If in `DeltaABC, angleB = 90^(@), AB = 6sqrt(3)` and AC = 12, find BC.

To solve the problem, we will use the Pythagorean theorem, which is applicable in right-angled triangles. In triangle ABC, angle B is 90 degrees, AB is given as \(6\sqrt{3}\), and AC is given as \(12\).
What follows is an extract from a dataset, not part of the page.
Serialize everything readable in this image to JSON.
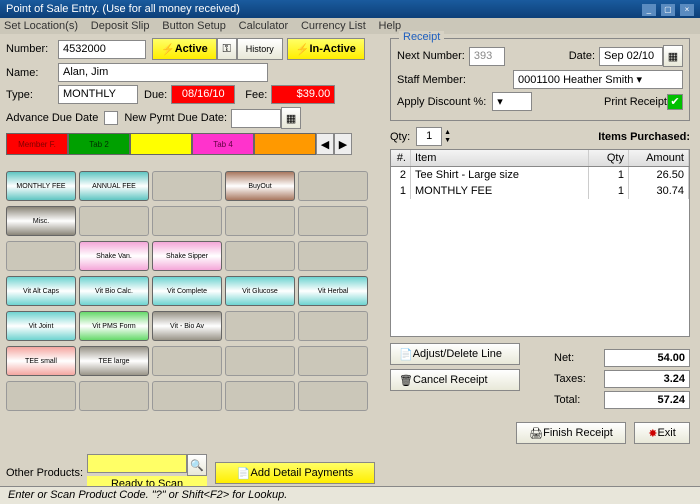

We need to find the length of side BC. ### Step-by-Step Solution: 1. **Identify the sides of the triangle**: - Let \(AB = 6\sqrt{3}\) (one leg) - Let \(BC = x\) (the other leg) - Let \(AC = 12\) (the hypotenuse) 2. **Apply the Pythagorean theorem**: The Pythagorean theorem states that in a right triangle, the square of the hypotenuse is equal to the sum of the squares of the other two sides. Therefore, we can write: \[ AC^2 = AB^2 + BC^2 \] Substituting the known values: \[ 12^2 = (6\sqrt{3})^2 + x^2 \] 3. **Calculate the squares**: - Calculate \(12^2\): \[ 12^2 = 144 \] - Calculate \((6\sqrt{3})^2\): \[ (6\sqrt{3})^2 = 6^2 \cdot (\sqrt{3})^2 = 36 \cdot 3 = 108 \] 4. **Set up the equation**: Now we can substitute these values back into the equation: \[ 144 = 108 + x^2 \] 5. **Isolate \(x^2\)**: To find \(x^2\), we rearrange the equation: \[ x^2 = 144 - 108 \] \[ x^2 = 36 \] 6. **Solve for \(x\)**: Taking the square root of both sides gives: \[ x = \sqrt{36} = 6 \] 7. **Conclusion**: Therefore, the length of side \(BC\) is \(6\) units. ### Final Answer: BC = 6 units.